W śląskich fabułach ludowych nie brak historii dotyczących powstań śląskich, walk z obcym najeźdźcą, np. Tatarami, czy osnutych wokół postaci Napoleona. Imię francuskiego cesarza pojawia się często w powiązaniu z konkretnymi miejscowościami, przez które ciągnęły jego wojska. Do popularnych postaci w folklorze śląskim należy ponadto hrabia Gaszyna, związany przede wszystkim z ludową etymologią Góry św. Anny oraz z walkami przeciwko Kozakom. Pokaźna grupa fabuł dotyczy okresu pańszczyzny, a także II wojny światowej. Wyjątkowo bogaty cykl stanowią opowieści o epidemiach i różnych chorobach nawiedzających społeczność śląską oraz o osobach spieszących z pomocą potrzebującym w czasach klęski i nieurodzaju (Hajduk-Nijakowska 1989, s. 149-152).

Na Śląsku duże zainteresowanie budziła również tematyka zbójnicka (→ Zbójnicy), przy czym o ile bohaterowie opowieści tego typu notowanych w wieku XX są nosicielami buntu społecznego, to w zapisach XIX-wiecznych obok „chłopców, co świat równają”, pojawiali się rabusie trudniący się grabieżą ludzi niezależnie od ich statusu majątkowego. W tradycji narratorskiej Śląska popularne są także fabuły o charakterze ajtiologicznym, wyjaśniające etymologię nazw lub okoliczności powstania konkretnych miejscowości (Hajduk-Nijakowska 1989, s. 150-152; Simonides 2010, s. 123-154). Szczególne miejsce wśród tego typu opowieści zajmują narracje o pochodzeniu świata, człowieka, zwierząt, roślin i zjawisk nadprzyrodzonych. Żywotność tego typu historii potwierdza opracowana przez Dorotę Simonides antologia Dlaczego drzewa przestały mówić, w której oprócz dawnych zapisów opublikowano rezultaty badań terenowych z lat 90. XX w.:

Kiedy pan Bóg stworzył człowieka, długo rozmyślał nad tym, jak długo ma on żyć, aby był do czegoś, aby głupstwa nie wyczyniał, aby pamiętał jutro, co obiecał wczoraj. Tak długo myślał, aż wymyślił. Zawołał człowieka przed swój tron i powiedział mu:
– Postanowiłem, że będziesz żył siedemdziesiąt lat.
– Tak długo? A jak to mam wytrzymać? – pyta człowiek cały zalękniony. A Pan Bóg mu rzecze:
– Najpierw będziesz żył pod opieką ojców dwadzieścia lat; potem jako dojrzały człek będziesz harował jak koń dwa razy tyle. Potem jako pies będziesz wachował wnuki i doradzał młodym przez dziesięć lat. Jak to porachujesz, jest siedemdziesiąt, i jak śmierć przyjdzie po ciebie, sam będziesz ją prosił, aby cię jeszcze parę lat zostawiła na tym padole.
Od tego czasu ludzie mają życia siedemdziesiąt lat, chyba, że zachorują, albo się zapiją, a niektórzy zabiją. Ale to już od ludzi zależy, bo to już ich sprawa, jak się kto prowadzi (brak w PBL; Simonides 2010, s. 62).

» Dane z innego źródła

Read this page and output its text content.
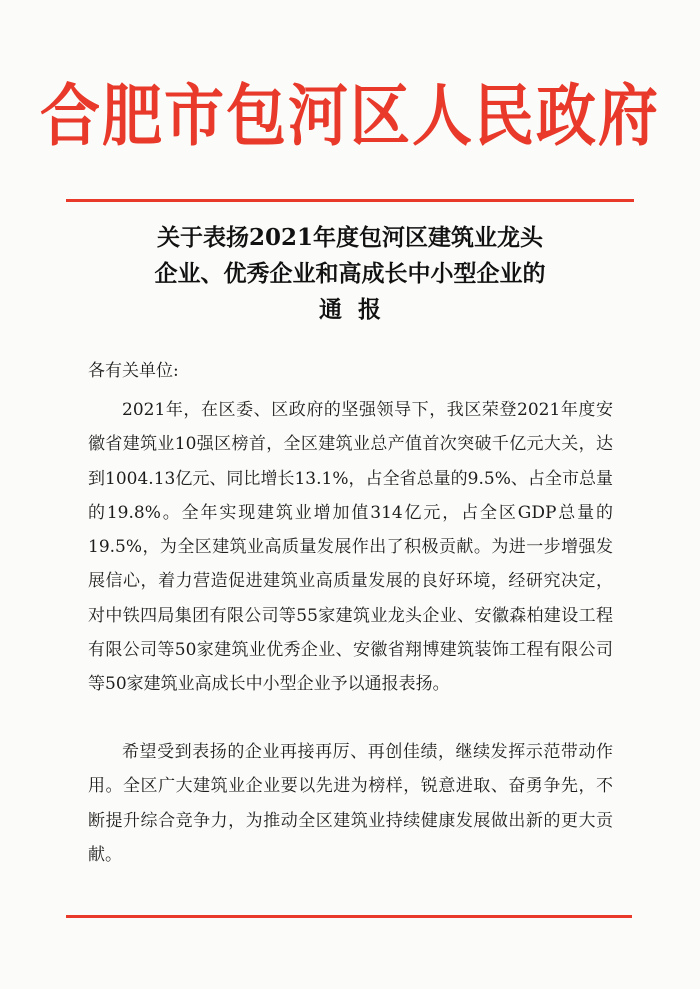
合肥市包河区人民政府
关于表扬2021年度包河区建筑业龙头
企业、优秀企业和高成长中小型企业的
通  报
各有关单位:

2021年，在区委、区政府的坚强领导下，我区荣登2021年度安徽省建筑业10强区榜首，全区建筑业总产值首次突破千亿元大关，达到1004.13亿元、同比增长13.1%，占全省总量的9.5%、占全市总量的19.8%。全年实现建筑业增加值314亿元，占全区GDP总量的19.5%，为全区建筑业高质量发展作出了积极贡献。为进一步增强发展信心，着力营造促进建筑业高质量发展的良好环境，经研究决定，对中铁四局集团有限公司等55家建筑业龙头企业、安徽森柏建设工程有限公司等50家建筑业优秀企业、安徽省翔博建筑装饰工程有限公司等50家建筑业高成长中小型企业予以通报表扬。

希望受到表扬的企业再接再厉、再创佳绩，继续发挥示范带动作用。全区广大建筑业企业要以先进为榜样，锐意进取、奋勇争先，不断提升综合竞争力，为推动全区建筑业持续健康发展做出新的更大贡献。
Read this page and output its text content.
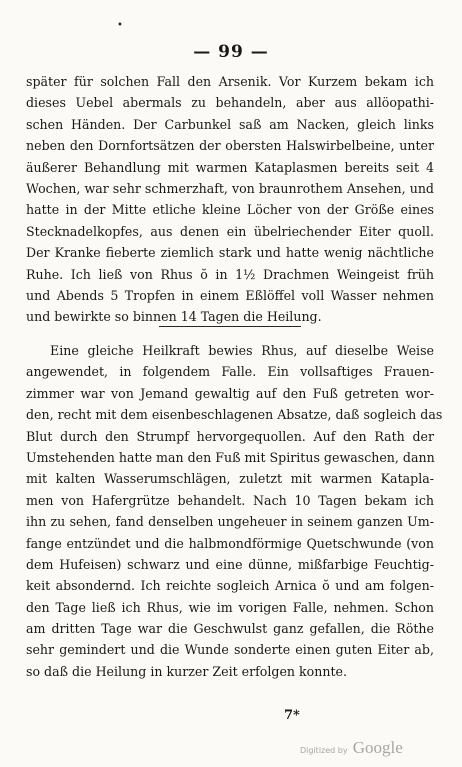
•
— 99 —
später für solchen Fall den Arsenik. Vor Kurzem bekam ich
dieses Uebel abermals zu behandeln, aber aus allöopathi-
schen Händen. Der Carbunkel saß am Nacken, gleich links
neben den Dornfortsätzen der obersten Halswirbelbeine, unter
äußerer Behandlung mit warmen Kataplasmen bereits seit 4
Wochen, war sehr schmerzhaft, von braunrothem Ansehen, und
hatte in der Mitte etliche kleine Löcher von der Größe eines
Stecknadelkopfes, aus denen ein übelriechender Eiter quoll.
Der Kranke fieberte ziemlich stark und hatte wenig nächtliche
Ruhe. Ich ließ von Rhus ŏ in 1½ Drachmen Weingeist früh
und Abends 5 Tropfen in einem Eßlöffel voll Wasser nehmen
und bewirkte so binnen 14 Tagen die Heilung.
Eine gleiche Heilkraft bewies Rhus, auf dieselbe Weise
angewendet, in folgendem Falle. Ein vollsaftiges Frauen-
zimmer war von Jemand gewaltig auf den Fuß getreten wor-
den, recht mit dem eisenbeschlagenen Absatze, daß sogleich das
Blut durch den Strumpf hervorgequollen. Auf den Rath der
Umstehenden hatte man den Fuß mit Spiritus gewaschen, dann
mit kalten Wasserumschlägen, zuletzt mit warmen Katapla-
men von Hafergrütze behandelt. Nach 10 Tagen bekam ich
ihn zu sehen, fand denselben ungeheuer in seinem ganzen Um-
fange entzündet und die halbmondförmige Quetschwunde (von
dem Hufeisen) schwarz und eine dünne, mißfarbige Feuchtig-
keit absondernd. Ich reichte sogleich Arnica ŏ und am folgen-
den Tage ließ ich Rhus, wie im vorigen Falle, nehmen. Schon
am dritten Tage war die Geschwulst ganz gefallen, die Röthe
sehr gemindert und die Wunde sonderte einen guten Eiter ab,
so daß die Heilung in kurzer Zeit erfolgen konnte.
7*
Digitized by Google
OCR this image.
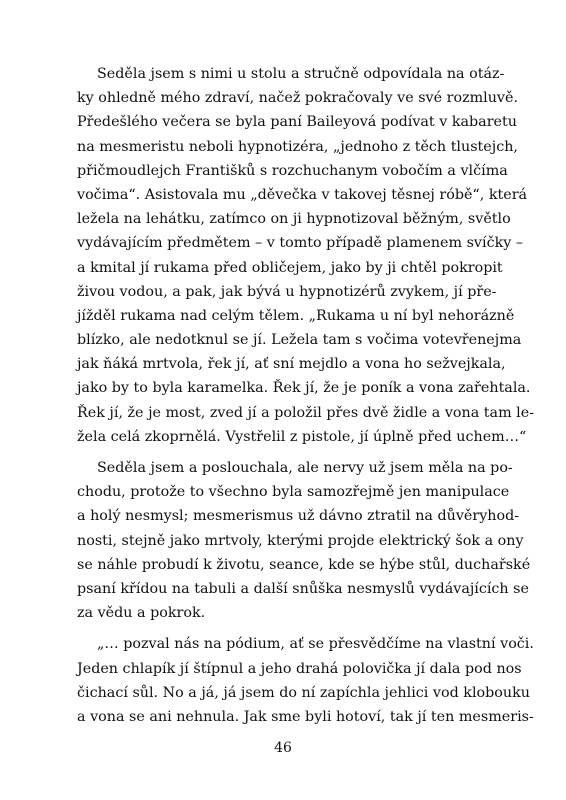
Seděla jsem s nimi u stolu a stručně odpovídala na otáz-
ky ohledně mého zdraví, načež pokračovaly ve své rozmluvě.
Předešlého večera se byla paní Baileyová podívat v kabaretu
na mesmeristu neboli hypnotizéra, „jednoho z těch tlustejch,
přičmoudlejch Františků s rozchuchanym vobočím a vlčíma
vočima“. Asistovala mu „děvečka v takovej těsnej róbě“, která
ležela na lehátku, zatímco on ji hypnotizoval běžným, světlo
vydávajícím předmětem – v tomto případě plamenem svíčky –
a kmital jí rukama před obličejem, jako by ji chtěl pokropit
živou vodou, a pak, jak bývá u hypnotizérů zvykem, jí pře-
jížděl rukama nad celým tělem. „Rukama u ní byl nehorázně
blízko, ale nedotknul se jí. Ležela tam s vočima votevřenejma
jak ňáká mrtvola, řek jí, ať sní mejdlo a vona ho sežvejkala,
jako by to byla karamelka. Řek jí, že je poník a vona zařehtala.
Řek jí, že je most, zved jí a položil přes dvě židle a vona tam le-
žela celá zkoprnělá. Vystřelil z pistole, jí úplně před uchem…“
Seděla jsem a poslouchala, ale nervy už jsem měla na po-
chodu, protože to všechno byla samozřejmě jen manipulace
a holý nesmysl; mesmerismus už dávno ztratil na důvěryhod-
nosti, stejně jako mrtvoly, kterými projde elektrický šok a ony
se náhle probudí k životu, seance, kde se hýbe stůl, duchařské
psaní křídou na tabuli a další snůška nesmyslů vydávajících se
za vědu a pokrok.
„… pozval nás na pódium, ať se přesvědčíme na vlastní voči.
Jeden chlapík jí štípnul a jeho drahá polovička jí dala pod nos
čichací sůl. No a já, já jsem do ní zapíchla jehlici vod klobouku
a vona se ani nehnula. Jak sme byli hotoví, tak jí ten mesmeris-
46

Jednym z najpopularniejszych bohaterów śląskich podań wierzeniowych jest utopiec (→ Topielec). Świadczą o tym liczne odmiany jego nazwy: utoplec, utopek, topielec, topielak, wodny chłop, rokita, rarek, a także stosunkowo rozbudowane informacje o jego pochodzeniu, wyglądzie zewnętrznym, wykonywanych czynnościach czy stanie rodzinnym:

Za dawnych czasów nie było ani kapeczki wody, ani strumyka, ani stawu, ani jeziora, w których nie żyłby utopiec. Był to jeden z tych pysznych aniołów, co to się zbuntowali w niebie i za pychę ich Pan Bóg z nieba wyciepł. Jak już wpadli do wody, to wielu z nich ze złości popękało, bo nie mogli tego znieść, że już nie mają władzy, że muszą sami dusze łapać, że już im ludziska nie są posłuszni. Tóż też oni się na ludzi zawzięli i gdzie popadło, to ich chcieli topić, a złem kusić i do piekła prowadzić. Aby się im nie dać, trzeba przy sobie różaniec albo krzyżyk nosić, szkaplerz albo też głośno zdrowaśka odmówić. Ale trzeba zawsze o tym wiedzieć, że są w nich zaklęte złe duchy (T 4060 „Topielec”; brak w PBL; Simonides 2010, s. 44).

Popularne są ponadto opowieści o → diable, skarbniku, błędnych ognikach, → zmorach i → strzygach (Badura-Simonides 1961, s. 32-39; Simonides 2010, s.40-46).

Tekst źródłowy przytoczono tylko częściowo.